L’irrigation des sols équestres a deux objectifs : rendre se sable plus cohésif et coller la poussière.
De la plus simple à la plus élaborée, voici les différentes méthodes d’irrigation d’une carrière.

L’arrosage manuel.

Il a l’avantage d’être précis et économique en investissement et l’énorme inconvénient d’être ultra couteux en main d’œuvre et en pénibilité. A oublier !
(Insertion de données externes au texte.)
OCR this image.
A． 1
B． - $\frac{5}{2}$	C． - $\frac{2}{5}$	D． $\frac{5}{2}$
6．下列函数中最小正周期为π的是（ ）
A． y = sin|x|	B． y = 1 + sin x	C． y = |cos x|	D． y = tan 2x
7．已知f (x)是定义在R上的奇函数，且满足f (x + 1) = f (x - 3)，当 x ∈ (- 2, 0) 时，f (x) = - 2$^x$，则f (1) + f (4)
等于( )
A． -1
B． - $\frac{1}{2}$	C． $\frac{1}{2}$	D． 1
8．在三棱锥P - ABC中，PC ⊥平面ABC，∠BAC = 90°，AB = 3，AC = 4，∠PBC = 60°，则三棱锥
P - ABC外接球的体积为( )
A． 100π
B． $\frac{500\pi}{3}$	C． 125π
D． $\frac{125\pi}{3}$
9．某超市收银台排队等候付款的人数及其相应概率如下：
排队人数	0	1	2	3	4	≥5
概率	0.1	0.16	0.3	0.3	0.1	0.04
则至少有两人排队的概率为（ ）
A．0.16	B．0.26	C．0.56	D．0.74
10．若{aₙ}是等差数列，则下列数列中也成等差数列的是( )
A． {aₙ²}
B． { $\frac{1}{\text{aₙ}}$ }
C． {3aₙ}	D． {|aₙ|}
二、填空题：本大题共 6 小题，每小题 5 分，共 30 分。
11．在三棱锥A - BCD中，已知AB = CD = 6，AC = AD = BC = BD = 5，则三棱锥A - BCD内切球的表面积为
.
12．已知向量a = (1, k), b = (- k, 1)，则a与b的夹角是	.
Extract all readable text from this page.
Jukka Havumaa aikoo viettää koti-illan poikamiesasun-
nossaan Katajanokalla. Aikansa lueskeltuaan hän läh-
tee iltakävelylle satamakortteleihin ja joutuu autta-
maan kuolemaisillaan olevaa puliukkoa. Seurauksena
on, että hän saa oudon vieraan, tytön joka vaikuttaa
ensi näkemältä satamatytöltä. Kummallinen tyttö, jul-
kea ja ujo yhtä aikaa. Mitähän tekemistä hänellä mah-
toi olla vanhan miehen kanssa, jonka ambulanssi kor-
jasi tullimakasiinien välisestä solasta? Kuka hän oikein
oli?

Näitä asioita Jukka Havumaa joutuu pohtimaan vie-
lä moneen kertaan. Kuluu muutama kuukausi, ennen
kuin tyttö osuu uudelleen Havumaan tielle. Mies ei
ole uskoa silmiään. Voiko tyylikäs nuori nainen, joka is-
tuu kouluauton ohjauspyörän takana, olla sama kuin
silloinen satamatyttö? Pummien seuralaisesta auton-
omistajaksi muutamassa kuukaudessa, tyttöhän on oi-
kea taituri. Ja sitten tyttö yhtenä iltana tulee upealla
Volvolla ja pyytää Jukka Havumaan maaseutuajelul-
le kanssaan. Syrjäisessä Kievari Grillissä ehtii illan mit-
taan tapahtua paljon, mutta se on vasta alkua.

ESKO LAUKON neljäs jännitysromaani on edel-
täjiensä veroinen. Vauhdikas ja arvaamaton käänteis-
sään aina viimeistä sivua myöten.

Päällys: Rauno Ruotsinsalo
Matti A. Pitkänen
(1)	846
L’arrosage avec tourniquets mobiles.

Imprécis, mal pratique, n’arrose pas aux endroits importants. Ne pas l’envisager, c’est un gain de temps ;

La tonne à eau

La tonne à eau est une solution qui reste économique mais demande du temps de travail et un certaine dextérité pour obtenir une bonne homogénéité. Elle est souvent retenue pour les carrières de grande largeur en alternative à des stations de pompage énormes alimentant des arroseurs surpuissants pour parvenir à couvrir la largeur

L’arroseur automoteur.

C’est une solution techniquement intéressante qui est pratique, fiable et simple d’utilisation. Elle apporte un arrosage assez homogène et ne réclame pas une grosse installation. Son principal défaut, c’est la lenteur. A réserver aux petites structures équestres qui peuvent se permettre d’immobiliser l’aire d’évolution pendant les temps que dure l’arrosage.

L’arrosage intégré

Qu’il utilise des canons ou des sprinklers en périphérie de la carrière, c’est un procédé le plus répandu. Pour qu’il soit efficace, il faut que la portée des arroseurs couvre approximativement la largeur de la carrière. Cela devient difficile pour plus de 30 m de large car les débits d’eau nécessaires demandent des surdimensionné l’ensemble du système (pompe, canalisations, arroseurs) et représente un montant d’investissement trop important.

  • L’avantage du système est qu’il est économe en main d’œuvre et programmable.
  • Les défauts de ce procédé est qu’il arrose de façon hétérogène donc peu économe en eau, qu’il arrose moins la piste qui est la zone la plus utilisée et qu’il bloque l’utilisation de la carrière pendant l’arrosage. Enfin, pour arroser des carrières larges, il nécessite des canons de grande dimension avec une station de pompage très puissante et des diamètres de canalisation importants et couteux.



La subirrigation : Le principe est de faire passer un réseau d’irrigation sous le sol en sable. Par capillarité, l’humidité remonte. Les avantages sont nombreux :

  • Homogénéité de l’humidité du sol
  • Economie d’eau. Seule la quantité nécessaire est apportée.
  • Carrière praticable pendant l’arrosage. Les cavaliers ne se rendent même pas compte que le sols est en train d’être arrosé.
  • Texture de sol constante car on peut réaliser plusieurs arrosage quotidiens.
  • Pas besoin d’une grosse station de pompage, il suffit d’augmenter la durée d’arrosage, ce qui n’a aucune influence sur le sol ou son utilisation.